Consistent Achievement of Improved Levels of Hematopoietic Chimerism in the Canine Model Following Optimization of Haploidentical In Utero Transplantation

Abstract 2962

In utero hematopoietic cell transplantation (IUHCT) offers the potential to achieve allo-engraftment and associated donor-specific tolerance (DST) without the need for toxic conditioning regimens. In the murine model, IUHCT has been shown to uniformly achieve levels of allo-engraftment that induce DST. Levels of chimerism in these tolerant animals can subsequently be enhanced to nearly complete donor chimerism by postnatal minimal conditioning, same donor BMT. While this strategy would be clinically applicable to many congenital hematopoietic disorders, clinical attempts at IUHCT have, for the most part, failed to achieve engraftment or associated DST. Similarly, large animal models, with the exception of the sheep, have proven challenging to engraft. Over the past several years our laboratory has focused on development of the canine model as a rational preclinical, large animal model for IUHCT. Our initial efforts at canine IUHCT using intraperitoneal (IP) injection resulted in DST in approximately 33% of animals undergoing haploidentical IUHCT, as proven by the ability to enhance engraftment after birth using a minimal conditioning regimen of a single dose of busulfan for same donor BMT. However, levels of donor cell chimerism were uniformly below the limit of detection with our VNTR methodology (< 2%) and were ≤ 1.7% by FACS or PCR detection techniques when applicable. In an effort to improve upon the level of engraftment and consistency of DST in the canine model, we embarked upon a series of studies: 1) to assess the timing of critical developmental events relevant to IUHCT during hematopoietic and immune ontogeny in the dog; 2) to track the efficiency of homing and engraftment of labeled cells using different routes of IUHCT, and 3) to assess the frequency and level of engraftment in the canine model after optimization of timing and route of cell delivery.

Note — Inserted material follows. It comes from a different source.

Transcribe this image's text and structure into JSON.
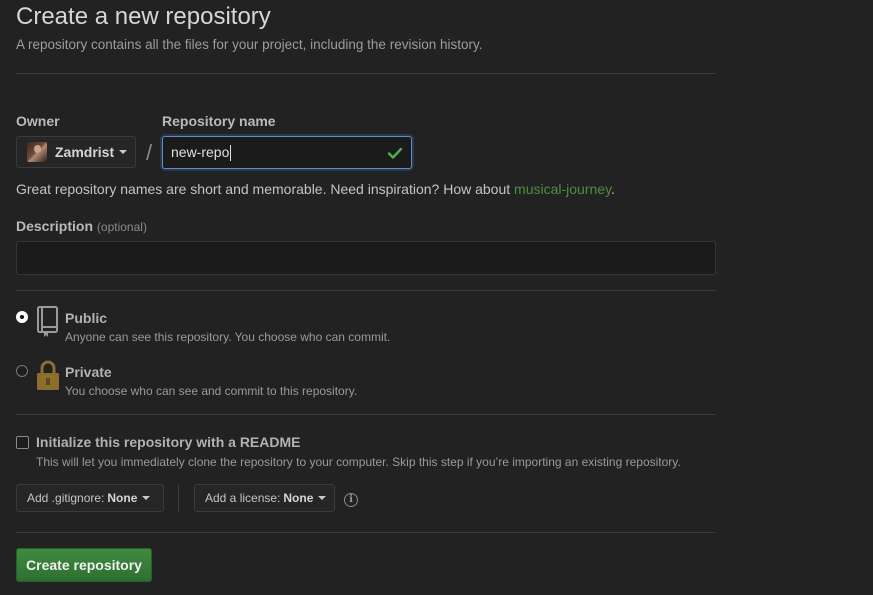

Hematopoietic and Immune Ontogeny - The thymic expansion of double positive (CD4⁺CD8⁺) lymphocytes occurred between 39 and 42 days gestation (term=63 days). Fetal liver hematopoiesis as measured by expansion of CD45⁺ cells occurred between 37 and 46 days gestation. Population of the BM by CD45⁺ cells was first observed at around 38 days with marked expansion of BM hematopoiesis by 46 days.

Cell Tracking - For tracking studies, cells were labeled with PKH-67, allowing accurate assessment of homing and engraftment during prenatal harvests at 4, 24 and 48 hours post-injection. We performed ultrasound guided trans-uterine IP, or intracardiac (IC) injections of labeled BM cells at gestational ages (GA) between 33 and 46 days. Uptake of cells from the peritoneum proved inefficient with minimal fetal liver homing or engraftment. However, IC (intravascular) injection resulted in efficient homing and high levels of fetal liver engraftment up to the 48 hour time point.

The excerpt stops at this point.